Le Graal, quête mystique et initiatique

Qu'est-ce que le Graal ?

Le Graal est l'un des objets les plus mythiques et les plus mystiques de la légende arthurienne. Son symbolisme est multiple et a beaucoup évolué avec le temps.

Etymologie :
Le mot Graal est un nom commun qui vient probablement du latin médiéval "gradalis" qui signifie "plat large et creux". Ce mot vient lui-même du bas latin "cratalis"qui signifie "vase".

A quoi ressemble le Graal ?
C'est bien là le problème. La plupart des auteurs médiévaux en ont donné une description différente. Il existe cependant quelques points communs : d'abord, quelle que soit la version, le Graal est toujours un récipient destiné à contenir de la nourriture ou des boissons, c'est un ustensile que l'on utilise lors des repas.

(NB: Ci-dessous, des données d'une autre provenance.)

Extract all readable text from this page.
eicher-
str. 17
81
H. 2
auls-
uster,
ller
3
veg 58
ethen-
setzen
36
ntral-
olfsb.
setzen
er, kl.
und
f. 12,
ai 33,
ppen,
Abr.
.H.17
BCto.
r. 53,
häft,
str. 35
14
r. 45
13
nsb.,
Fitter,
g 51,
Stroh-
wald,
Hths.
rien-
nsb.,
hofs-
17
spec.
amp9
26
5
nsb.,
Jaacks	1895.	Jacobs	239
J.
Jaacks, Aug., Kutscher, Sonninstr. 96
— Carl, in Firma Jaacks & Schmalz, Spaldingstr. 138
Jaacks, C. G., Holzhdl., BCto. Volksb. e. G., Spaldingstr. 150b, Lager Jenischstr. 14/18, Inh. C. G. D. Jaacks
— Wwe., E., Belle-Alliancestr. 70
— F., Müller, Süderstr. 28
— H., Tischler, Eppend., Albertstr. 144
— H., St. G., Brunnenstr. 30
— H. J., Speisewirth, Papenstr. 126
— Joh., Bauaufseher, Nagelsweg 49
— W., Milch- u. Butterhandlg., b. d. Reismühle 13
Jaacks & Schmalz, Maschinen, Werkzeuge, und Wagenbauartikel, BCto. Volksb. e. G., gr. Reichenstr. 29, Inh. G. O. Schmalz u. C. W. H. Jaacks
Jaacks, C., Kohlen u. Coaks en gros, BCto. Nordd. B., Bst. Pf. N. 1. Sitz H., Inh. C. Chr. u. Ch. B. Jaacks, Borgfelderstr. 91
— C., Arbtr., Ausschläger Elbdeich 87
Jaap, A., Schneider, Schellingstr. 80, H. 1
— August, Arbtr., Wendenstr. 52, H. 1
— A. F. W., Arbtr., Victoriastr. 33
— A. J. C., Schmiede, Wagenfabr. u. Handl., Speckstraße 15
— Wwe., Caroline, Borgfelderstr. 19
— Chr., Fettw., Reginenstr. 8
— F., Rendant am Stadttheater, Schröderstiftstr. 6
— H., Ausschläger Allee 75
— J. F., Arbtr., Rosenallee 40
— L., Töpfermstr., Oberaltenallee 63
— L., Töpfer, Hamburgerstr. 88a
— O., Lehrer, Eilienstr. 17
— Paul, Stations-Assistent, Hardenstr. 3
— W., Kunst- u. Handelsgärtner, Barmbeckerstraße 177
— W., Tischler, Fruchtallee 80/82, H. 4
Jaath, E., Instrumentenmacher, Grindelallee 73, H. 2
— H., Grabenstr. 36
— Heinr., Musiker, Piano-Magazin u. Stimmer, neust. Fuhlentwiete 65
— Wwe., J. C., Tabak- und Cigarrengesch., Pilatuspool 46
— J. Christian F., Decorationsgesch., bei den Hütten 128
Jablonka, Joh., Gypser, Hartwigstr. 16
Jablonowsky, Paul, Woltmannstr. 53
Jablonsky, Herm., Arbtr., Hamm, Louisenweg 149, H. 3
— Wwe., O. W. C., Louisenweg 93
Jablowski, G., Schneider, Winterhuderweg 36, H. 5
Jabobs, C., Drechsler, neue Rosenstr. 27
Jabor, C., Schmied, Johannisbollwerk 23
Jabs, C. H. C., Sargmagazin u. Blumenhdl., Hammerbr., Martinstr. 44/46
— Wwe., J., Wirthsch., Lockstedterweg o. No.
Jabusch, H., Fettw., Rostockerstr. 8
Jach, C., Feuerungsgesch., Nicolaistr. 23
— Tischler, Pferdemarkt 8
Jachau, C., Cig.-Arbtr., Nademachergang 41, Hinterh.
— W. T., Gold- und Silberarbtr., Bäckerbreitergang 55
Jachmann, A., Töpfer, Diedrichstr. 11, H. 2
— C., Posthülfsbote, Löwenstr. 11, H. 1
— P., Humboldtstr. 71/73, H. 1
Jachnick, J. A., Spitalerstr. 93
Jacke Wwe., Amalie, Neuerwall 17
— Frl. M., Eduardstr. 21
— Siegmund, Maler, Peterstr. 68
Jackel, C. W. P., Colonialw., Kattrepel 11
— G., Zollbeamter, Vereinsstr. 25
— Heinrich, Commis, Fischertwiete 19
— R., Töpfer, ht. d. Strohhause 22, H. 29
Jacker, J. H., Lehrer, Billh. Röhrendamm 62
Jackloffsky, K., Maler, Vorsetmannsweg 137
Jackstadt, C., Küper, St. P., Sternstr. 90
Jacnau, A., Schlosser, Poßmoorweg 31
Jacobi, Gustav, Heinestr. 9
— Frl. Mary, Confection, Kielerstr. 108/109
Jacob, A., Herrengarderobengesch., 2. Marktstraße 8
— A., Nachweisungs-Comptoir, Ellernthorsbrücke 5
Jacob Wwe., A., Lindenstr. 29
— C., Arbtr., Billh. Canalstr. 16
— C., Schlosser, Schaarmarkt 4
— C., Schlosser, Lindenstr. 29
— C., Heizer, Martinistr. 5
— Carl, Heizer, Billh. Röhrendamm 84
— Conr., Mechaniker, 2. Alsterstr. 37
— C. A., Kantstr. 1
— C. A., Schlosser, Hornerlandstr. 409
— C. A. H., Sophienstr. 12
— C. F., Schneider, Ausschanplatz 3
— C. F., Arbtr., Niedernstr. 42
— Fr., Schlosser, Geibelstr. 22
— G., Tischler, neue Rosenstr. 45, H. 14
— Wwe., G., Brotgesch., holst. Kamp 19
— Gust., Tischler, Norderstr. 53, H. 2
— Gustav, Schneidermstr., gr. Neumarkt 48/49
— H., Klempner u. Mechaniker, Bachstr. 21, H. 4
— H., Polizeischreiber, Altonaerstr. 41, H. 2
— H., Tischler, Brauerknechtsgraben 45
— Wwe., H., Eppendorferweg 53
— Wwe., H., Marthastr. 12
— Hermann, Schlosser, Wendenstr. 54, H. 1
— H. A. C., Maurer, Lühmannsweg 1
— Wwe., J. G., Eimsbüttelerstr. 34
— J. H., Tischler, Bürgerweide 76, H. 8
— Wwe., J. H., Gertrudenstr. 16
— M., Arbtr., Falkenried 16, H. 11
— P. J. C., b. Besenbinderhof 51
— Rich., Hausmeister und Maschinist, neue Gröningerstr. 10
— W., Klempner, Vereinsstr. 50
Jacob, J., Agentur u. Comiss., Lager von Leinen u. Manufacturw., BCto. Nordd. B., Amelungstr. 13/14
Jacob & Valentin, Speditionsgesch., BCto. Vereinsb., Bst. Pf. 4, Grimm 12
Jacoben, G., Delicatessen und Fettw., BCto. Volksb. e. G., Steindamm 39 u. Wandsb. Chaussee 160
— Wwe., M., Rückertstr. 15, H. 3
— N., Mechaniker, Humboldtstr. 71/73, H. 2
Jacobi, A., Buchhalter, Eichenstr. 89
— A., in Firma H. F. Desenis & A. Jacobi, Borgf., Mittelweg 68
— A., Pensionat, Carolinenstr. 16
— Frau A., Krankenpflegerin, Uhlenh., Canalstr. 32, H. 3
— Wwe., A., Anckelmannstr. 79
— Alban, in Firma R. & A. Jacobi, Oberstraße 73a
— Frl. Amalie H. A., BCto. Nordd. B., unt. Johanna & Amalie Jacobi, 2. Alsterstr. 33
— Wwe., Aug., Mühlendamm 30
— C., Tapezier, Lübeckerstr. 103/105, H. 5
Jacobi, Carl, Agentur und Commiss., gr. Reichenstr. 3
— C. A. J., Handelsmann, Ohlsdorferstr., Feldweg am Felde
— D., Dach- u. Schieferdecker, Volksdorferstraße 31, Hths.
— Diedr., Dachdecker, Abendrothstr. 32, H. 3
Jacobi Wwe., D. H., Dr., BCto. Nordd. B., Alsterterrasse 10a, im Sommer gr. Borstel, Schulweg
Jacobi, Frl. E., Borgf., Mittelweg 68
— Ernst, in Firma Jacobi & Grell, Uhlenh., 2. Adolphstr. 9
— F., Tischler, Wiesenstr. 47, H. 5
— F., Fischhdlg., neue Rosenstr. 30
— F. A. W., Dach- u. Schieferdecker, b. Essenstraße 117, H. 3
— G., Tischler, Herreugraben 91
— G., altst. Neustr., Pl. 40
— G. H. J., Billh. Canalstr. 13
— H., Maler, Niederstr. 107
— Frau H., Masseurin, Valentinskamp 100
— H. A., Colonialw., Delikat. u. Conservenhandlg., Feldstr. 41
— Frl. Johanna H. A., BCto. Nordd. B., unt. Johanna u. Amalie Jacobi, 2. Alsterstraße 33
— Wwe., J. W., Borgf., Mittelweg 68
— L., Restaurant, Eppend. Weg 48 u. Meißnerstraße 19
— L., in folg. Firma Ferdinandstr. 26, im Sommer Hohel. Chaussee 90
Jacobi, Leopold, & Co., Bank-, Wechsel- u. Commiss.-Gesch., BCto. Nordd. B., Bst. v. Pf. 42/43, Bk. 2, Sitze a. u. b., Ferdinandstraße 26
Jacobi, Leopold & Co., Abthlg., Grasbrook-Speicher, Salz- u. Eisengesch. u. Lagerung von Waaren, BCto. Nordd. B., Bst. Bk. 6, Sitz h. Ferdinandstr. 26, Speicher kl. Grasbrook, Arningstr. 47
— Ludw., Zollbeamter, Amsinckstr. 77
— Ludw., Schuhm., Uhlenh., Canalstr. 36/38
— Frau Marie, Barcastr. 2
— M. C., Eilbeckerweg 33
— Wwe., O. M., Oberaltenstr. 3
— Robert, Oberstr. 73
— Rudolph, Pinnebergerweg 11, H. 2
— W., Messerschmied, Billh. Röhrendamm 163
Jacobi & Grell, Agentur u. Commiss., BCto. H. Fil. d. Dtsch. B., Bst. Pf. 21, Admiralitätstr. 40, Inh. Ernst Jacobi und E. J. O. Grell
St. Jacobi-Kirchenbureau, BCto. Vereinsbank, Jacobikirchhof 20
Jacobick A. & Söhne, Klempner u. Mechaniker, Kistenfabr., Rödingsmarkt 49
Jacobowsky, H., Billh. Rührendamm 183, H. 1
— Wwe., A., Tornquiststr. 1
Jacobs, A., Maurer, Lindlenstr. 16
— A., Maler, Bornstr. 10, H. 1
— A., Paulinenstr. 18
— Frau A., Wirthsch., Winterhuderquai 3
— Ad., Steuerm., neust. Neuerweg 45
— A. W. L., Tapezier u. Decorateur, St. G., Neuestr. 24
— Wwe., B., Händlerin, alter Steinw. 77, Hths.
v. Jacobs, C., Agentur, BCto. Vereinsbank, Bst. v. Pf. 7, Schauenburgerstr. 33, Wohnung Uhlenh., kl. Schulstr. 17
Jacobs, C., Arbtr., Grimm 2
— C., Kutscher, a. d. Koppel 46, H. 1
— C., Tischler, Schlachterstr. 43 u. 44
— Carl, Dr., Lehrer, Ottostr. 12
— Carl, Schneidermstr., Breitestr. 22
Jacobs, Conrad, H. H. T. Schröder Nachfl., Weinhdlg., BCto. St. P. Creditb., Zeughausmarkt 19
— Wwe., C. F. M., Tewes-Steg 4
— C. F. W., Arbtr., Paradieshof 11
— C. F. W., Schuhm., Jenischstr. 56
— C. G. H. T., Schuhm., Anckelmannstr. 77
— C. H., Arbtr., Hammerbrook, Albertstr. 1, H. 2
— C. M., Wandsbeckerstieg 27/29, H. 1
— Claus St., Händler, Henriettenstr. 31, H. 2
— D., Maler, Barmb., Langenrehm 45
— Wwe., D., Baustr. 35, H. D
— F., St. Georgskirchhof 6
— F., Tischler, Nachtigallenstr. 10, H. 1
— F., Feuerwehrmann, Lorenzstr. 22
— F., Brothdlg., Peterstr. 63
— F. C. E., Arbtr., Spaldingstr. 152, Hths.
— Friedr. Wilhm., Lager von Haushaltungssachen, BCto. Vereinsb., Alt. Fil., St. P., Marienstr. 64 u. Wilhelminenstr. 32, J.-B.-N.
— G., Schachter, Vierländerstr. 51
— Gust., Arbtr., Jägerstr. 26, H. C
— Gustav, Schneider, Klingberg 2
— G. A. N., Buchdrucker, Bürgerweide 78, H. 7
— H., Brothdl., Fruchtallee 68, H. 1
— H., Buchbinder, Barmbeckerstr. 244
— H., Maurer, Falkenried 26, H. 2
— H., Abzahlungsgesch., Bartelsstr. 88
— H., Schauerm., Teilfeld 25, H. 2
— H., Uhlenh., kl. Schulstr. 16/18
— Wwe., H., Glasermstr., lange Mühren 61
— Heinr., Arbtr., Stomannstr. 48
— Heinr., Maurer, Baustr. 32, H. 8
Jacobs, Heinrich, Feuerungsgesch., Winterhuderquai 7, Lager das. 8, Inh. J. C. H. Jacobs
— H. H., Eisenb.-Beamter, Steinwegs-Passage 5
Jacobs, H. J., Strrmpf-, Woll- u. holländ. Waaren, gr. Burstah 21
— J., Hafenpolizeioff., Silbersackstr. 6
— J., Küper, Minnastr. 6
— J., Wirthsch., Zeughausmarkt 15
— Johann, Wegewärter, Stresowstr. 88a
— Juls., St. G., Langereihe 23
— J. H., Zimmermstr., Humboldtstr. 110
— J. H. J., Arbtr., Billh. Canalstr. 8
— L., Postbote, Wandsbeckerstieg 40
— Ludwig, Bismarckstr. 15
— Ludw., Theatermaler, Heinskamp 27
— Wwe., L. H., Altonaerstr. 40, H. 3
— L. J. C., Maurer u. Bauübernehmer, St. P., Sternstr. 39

Par ailleurs il s'agit toujours d'un objet magnifique, splendidement orné. Il est en or, décoré de pierres précieuses et il dégage une extraordinaire lumière, vraisemblablement surnaturelle.

Chez Chrétien de Troyes, le Graal ressemble plutôt à un plat assez large et creux proche d'une écuelle. L'auteur précise que c'est un plat plutôt destiné à servir des poissons, sans doute un met de choix à l'époque médiévale.
Chez Robert de Boron, un peu plus tard, le Graal a déjà la forme qui nous est familière aujourd'hui, celle d'une coupe en métal précieux, richement ornée. C'est l'image de la coupe lithurgique que l'on utilise au moment de l'Eucharistie (c'est à dire pendant la messe, dans la tradition chrétienne).
Chez certains auteurs plus tardifs, il arrive que le Graal soit représenté par une corne d'abondance flottant dans les airs ou par une coupe entièrement faite d'émeraude, pierre précieuse liée à la chute des anges. Cependant, c'est plutôt l'image d'un magnifique calice orné de pierres précieuses qui est parvenue jusqu'à nous et que l'on se représente spontanément lorque l'on pense au Saint Graal.

 

Un objet tout droit venu de la mythologie celtique

A l'origine, le Graal ne s'apparente pas du tout à une sainte relique. Ce n'est d'ailleurs qu'à partir de la fin du XIIème siècle que Robert de Boron lui donne le nom de Saint Graal. Avant ça, ce mystérieux objet n'était pas du tout associé à une quelconque tradition chrétienne. En réalité, le motif du Graal, récipient miraculeux au contenu inépuisable est un symbole mythologique très ancien que l'on retrouve dans de nombreuses civilisations issues de la culture indo-européenne. Chez les Grecs et les Romains, par exemple, il existe la fameuse corne d'abondance, et dans la mythologie celtique, celle qui nous intéresse puisqu'elle est à l'origine de la légende du roi Arthur, on trouve également le thème du chaudron magique.
En voici deux exemples : d'abord il existe le chaudron du dieu-druide irlandais nommé Dagda. Cet ustensile possède plusieurs pouvoirs magiques. Chaudron d'abondance, il ne se vide jamais et est capable de produire assez de nourriture pour un millier d'hommes. Talisman d'immortalité, il a aussi le pouvoir de ressusciter les guerriers morts au combat. Dans une autre légende, galloise cette fois, la déesse magicienne Keridwen possède un chaudron de connaissance. Une seule goutte de la potion qu'il contient peut donner à celui qui la consomme toute le savoir du monde.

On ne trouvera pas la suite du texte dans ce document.